His lips brushed hers, and she groaned, immediately opening to his kiss. The taste of him rocketed through her body, bringing hope back to life. Tipping his head the other direction, he kissed her sweetly, slowly, with so much passion her head grew light. And, wanting only this, wanting only him, she dug her fingers into his biceps and just held on.
He broke the kiss. Rested his forehead against hers. Breathed deep as his thumb grazed her cheek. “All these years... All this time, and you’re the first person who ever saw past the monster.” He lifted his head and looked into her eyes. “Why did you even try?”
Tears filled her eyes. Tears filled with joy and love. “I didn’t have to try. I just had to open my eyes. And when I did, I knew with you is the only place I ever want to be.”
He groaned and kissed her again, his tongue sliding along hers, his mouth absolutely devouring her. She moaned, lifted to her toes, and wrapped her arms around his shoulders, giving him anything he wanted.
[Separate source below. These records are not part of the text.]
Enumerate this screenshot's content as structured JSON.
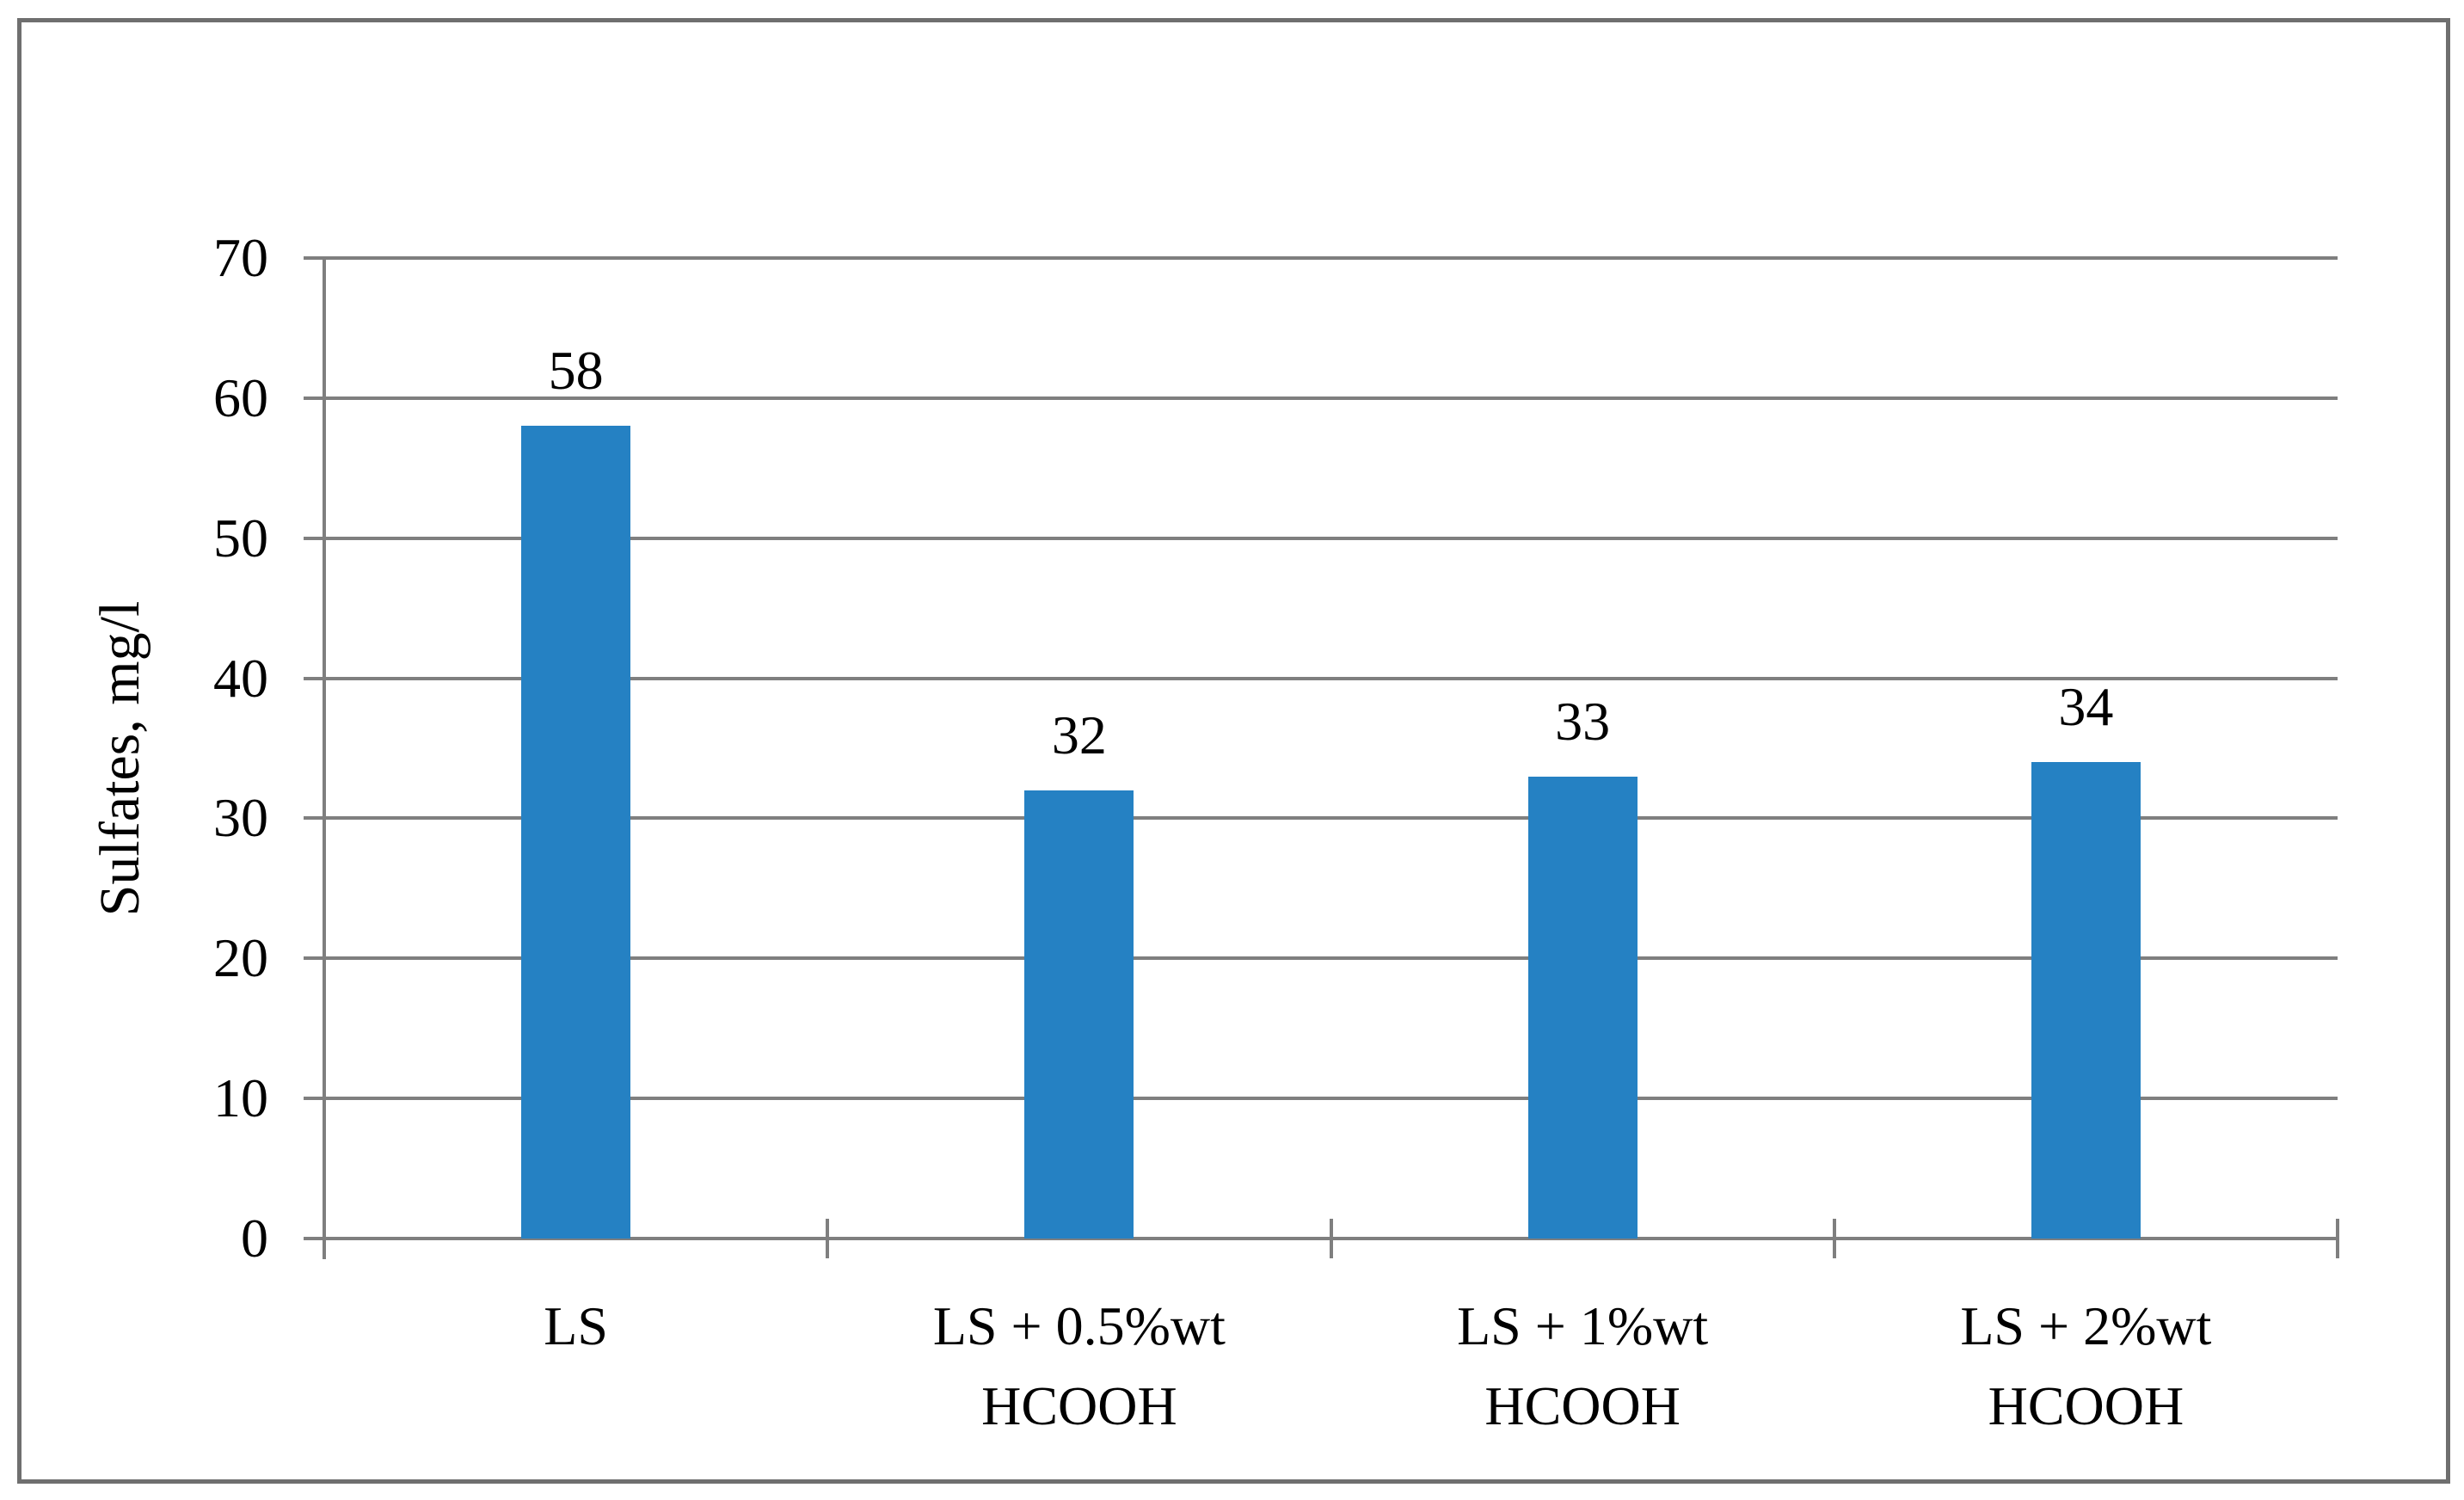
{
  "figure": {
    "background": "#FFFFFF",
    "border_color": "#6F6F6F"
  },
  "chart_data": {
    "type": "bar",
    "title": "",
    "categories": [
      "LS",
      "LS + 0.5%wt\nHCOOH",
      "LS + 1%wt\nHCOOH",
      "LS + 2%wt\nHCOOH"
    ],
    "values": [
      58,
      32,
      33,
      34
    ],
    "data_labels": [
      "58",
      "32",
      "33",
      "34"
    ],
    "xlabel": "",
    "ylabel": "Sulfates, mg/l",
    "ylim": [
      0,
      70
    ],
    "yticks": [
      0,
      10,
      20,
      30,
      40,
      50,
      60,
      70
    ],
    "grid": "horizontal-gridlines-on",
    "legend": "none",
    "bar_color": "#2581C3",
    "grid_color": "#7F7F7F",
    "axis_color": "#7F7F7F",
    "label_color": "#000000"
  }
}
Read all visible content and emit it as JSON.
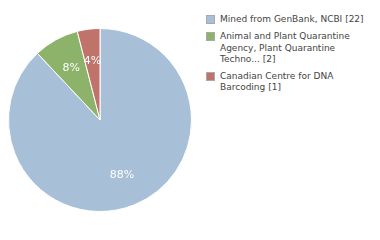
{
  "chart_data": {
    "type": "pie",
    "categories": [
      "Mined from GenBank, NCBI [22]",
      "Animal and Plant Quarantine\nAgency, Plant Quarantine\nTechno... [2]",
      "Canadian Centre for DNA\nBarcoding [1]"
    ],
    "values": [
      88,
      8,
      4
    ],
    "value_labels": [
      "88%",
      "8%",
      "4%"
    ],
    "colors": [
      "#a8bfd8",
      "#8db36a",
      "#c0736a"
    ],
    "data_labels": true,
    "legend": "right"
  }
}
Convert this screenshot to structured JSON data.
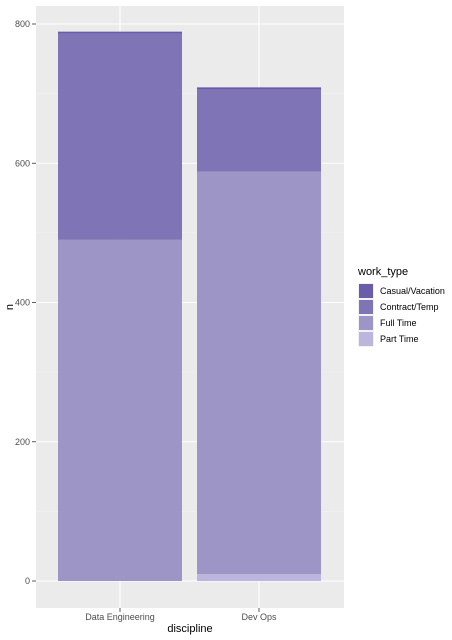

His hand slid from her hair, down her back and over the swell of her backside. He stepped into her, forcing her backward. Cool air tickled the fine hairs along her spine as he continued to kiss her, to drive her wild with his tongue, and she knew he was grasping her shirt, that he was pulling it up, that in seconds she would be completely naked. And she wanted that. Wanted more. Excitement pulsed through her. Excitement and heat and a desire that would never get old.